Riprendiamo da LIBERO di oggi, 08/11/2025, a pag. 16, con il titolo "Fumogeni pro-Pal a Parigi sulla Filarmonica di Israele" la cronaca di Enrico Stinchelli.
Doveva essere una serata di grande musica, con l’Israel Philharmonic Orchestra diretta da Lahav Shani alla Philharmonie quella organizzata per giovedì scorso a Parigi. Invece si è trasformata in un incubo.
Poco dopo l’inizio del concerto, mentre l’orchestra intonava le prime battute di Mozart, dalla platea centrale si sono alzati d’improvviso fumo rosso, urla e slogan pro-Palestina. Cinque o sei persone, sedute tra il pubblico, hanno estratto piccoli fumogeni da borse e giacche, accendendoli contemporaneamente.

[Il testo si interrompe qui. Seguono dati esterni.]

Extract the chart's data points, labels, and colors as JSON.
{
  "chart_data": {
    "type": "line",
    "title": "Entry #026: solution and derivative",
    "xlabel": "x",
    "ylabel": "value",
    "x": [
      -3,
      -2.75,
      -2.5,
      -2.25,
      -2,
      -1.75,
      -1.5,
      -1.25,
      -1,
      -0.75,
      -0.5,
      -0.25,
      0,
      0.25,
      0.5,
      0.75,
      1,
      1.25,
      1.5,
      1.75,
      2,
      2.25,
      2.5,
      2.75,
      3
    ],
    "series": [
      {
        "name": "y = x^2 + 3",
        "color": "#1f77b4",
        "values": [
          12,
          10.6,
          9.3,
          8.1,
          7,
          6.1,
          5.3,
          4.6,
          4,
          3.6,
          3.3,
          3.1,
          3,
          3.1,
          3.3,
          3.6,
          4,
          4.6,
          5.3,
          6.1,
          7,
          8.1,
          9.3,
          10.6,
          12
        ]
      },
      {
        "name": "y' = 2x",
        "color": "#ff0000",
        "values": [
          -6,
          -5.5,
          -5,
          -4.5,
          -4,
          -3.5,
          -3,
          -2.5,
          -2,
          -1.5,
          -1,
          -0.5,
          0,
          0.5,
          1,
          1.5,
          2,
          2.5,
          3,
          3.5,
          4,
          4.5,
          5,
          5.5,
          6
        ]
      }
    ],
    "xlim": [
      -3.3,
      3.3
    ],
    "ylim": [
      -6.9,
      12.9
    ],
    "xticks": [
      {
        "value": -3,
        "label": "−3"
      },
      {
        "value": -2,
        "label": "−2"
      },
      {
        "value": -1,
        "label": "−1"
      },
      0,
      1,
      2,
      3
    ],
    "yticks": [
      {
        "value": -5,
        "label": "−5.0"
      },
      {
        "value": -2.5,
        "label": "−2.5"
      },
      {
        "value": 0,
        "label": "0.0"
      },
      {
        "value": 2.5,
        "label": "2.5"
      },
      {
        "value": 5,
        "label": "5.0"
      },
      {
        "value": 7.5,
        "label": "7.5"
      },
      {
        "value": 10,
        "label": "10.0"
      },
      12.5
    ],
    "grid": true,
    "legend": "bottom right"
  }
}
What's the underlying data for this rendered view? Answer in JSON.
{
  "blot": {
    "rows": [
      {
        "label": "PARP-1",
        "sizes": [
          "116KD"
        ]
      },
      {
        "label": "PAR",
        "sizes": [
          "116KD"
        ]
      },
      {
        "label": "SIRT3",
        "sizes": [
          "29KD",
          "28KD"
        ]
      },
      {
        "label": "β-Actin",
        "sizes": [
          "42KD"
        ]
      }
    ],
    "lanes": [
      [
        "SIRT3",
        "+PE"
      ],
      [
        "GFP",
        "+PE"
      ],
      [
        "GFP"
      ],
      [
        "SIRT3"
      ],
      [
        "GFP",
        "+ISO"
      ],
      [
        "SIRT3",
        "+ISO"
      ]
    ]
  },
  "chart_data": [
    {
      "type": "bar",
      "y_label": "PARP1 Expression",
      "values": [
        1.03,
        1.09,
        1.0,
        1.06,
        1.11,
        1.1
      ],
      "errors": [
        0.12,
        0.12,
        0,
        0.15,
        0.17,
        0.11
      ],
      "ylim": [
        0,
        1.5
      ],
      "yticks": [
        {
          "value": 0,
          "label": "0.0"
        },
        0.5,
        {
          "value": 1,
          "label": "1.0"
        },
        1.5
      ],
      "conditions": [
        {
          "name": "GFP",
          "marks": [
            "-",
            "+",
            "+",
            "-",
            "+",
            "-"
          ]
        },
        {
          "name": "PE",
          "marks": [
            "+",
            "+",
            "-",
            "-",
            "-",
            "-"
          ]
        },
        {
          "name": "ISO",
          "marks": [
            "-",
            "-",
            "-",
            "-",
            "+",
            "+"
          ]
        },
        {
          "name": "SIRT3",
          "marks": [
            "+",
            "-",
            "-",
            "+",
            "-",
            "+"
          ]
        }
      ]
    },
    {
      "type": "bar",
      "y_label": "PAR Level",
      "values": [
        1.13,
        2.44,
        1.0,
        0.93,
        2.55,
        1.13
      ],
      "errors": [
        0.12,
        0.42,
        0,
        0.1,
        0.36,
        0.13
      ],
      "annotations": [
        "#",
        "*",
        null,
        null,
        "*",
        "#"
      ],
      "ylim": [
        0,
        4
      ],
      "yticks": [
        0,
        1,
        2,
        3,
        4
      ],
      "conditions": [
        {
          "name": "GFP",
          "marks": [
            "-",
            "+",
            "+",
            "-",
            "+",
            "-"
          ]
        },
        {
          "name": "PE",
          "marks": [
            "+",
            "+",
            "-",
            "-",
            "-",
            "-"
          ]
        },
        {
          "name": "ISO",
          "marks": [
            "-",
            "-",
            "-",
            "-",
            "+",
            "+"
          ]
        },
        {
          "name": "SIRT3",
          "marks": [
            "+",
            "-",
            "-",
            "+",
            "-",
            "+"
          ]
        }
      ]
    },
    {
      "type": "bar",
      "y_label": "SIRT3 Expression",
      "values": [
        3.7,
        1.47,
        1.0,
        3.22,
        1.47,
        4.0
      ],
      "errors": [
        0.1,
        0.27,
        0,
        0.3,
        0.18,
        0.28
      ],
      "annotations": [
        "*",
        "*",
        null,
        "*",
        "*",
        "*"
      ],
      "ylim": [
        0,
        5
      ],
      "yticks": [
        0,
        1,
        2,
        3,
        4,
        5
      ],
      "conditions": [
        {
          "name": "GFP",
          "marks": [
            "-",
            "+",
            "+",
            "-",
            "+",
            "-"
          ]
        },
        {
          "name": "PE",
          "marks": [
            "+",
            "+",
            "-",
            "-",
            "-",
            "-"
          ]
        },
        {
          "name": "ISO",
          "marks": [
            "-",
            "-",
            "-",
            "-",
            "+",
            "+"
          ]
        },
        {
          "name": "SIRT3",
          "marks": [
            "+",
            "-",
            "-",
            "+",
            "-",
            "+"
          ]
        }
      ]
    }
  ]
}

La nube ha invaso in pochi secondi la sala Pierre Boulez, costringendo i musicisti a fermarsi di colpo e il pubblico a fuggire in preda al panico.
Molti hanno tossito, altri sono rimasti pietrificati sulle sedie, temendo un attentato. In un’epoca in cui il terrorismo a Parigi è ancora una ferita viva, l’odore acre e il fumo rosso hanno riportato per un attimo tutti al Bataclan.
Il personale di sicurezza è intervenuto subito, evacuando parte della sala e accompagnando i musicisti dietro le quinte. Fuori, sulla piazza, un altro gruppo di manifestanti agitava bandiere palestinesi e gridava slogan contro Israele.
Quattro persone sono state fermate dalla polizia: avevano acquistato regolarmente i biglietti settimane prima, in modo da infiltrarsi senza destare sospetti. Secondo le prime indagini, l’azione era stata preparata con cura, per colpire proprio nel momento di massimo raccoglimento emotivo: quando l’arte sospende il mondo, e un gesto improvviso lo squarcia.
La Philharmonie, in una nota ufficiale, ha parlato di «atto violento che ha messo in pericolo la sicurezza di pubblico e artisti» e ha annunciato una denuncia contro ignoti. Il concerto è rimasto sospeso per oltre mezz’ora. Gli addetti hanno fatto ventilare la sala e verificato che non vi fossero sostanze tossiche nel fumo, poi il pubblico è stato fatto rientrare.
Quando Lahav Shani è riapparso sul podio, accolto da un lungo applauso, l’orchestra ha ripreso a suonare. Al termine, in piedi, i musicisti hanno eseguito l’inno nazionale israeliano: un gesto sobrio e potente, accolto da un silenzio carico di emozione.
La ministra della Cultura francese, Rachida Dati, ha definito l’accaduto «un attentato alla libertà artistica e alla serenità del pubblico». Ieri sera il ministro dell’Interno francese, Laurent Nuñez, ha confermato su X l’arresto di «quattro persone che sono state poste in stato di fermo». Nuñez ha voluto ringraziare « il personale della polizia che ha permesso il rapido arresto di diversi autori di gravi disordini all’interno della sala e di contenere i manifestanti all’esterno».
Non ci sono state rivendicazioni dirette da Hamas, ma le modalità — infiltrazione, azione scenica, impatto mediatico — richiamano la strategia di chi mira a colpire i simboli, non i corpi. Un’orchestra israeliana, nel cuore di Parigi, era un simbolo perfetto: la cultura come rappresentazione di un’identità nazionale. Non è più semplice protesta: è la versione culturale della strategia del terrore. Niente bombe, ma fumogeni. Nessun morto, ma paura. L’obiettivo è dire che nessun luogo è neutrale, che anche un teatro può diventare campo di battaglia. È la logica della tensione trasportata nella quotidianità: far credere che l’arte non sia più un rifugio, ma un territorio di scontro. La paura deve entrare in platea come fosse uno strumento d’orchestra. E mentre i musicisti tornavano al loro posto, la cultura occidentale mostrava tutta la sua vulnerabilità. Dopo la russofobia e la cancel culture, ora il boicottaggio dell’arte israeliana. Lahav Shani e i suoi orchestrali, però, hanno dato la risposta più limpida: continuare a suonare. Nel fumo e nella paura, la loro musica è diventata il gesto più politico di tutti — l’unico davvero umano.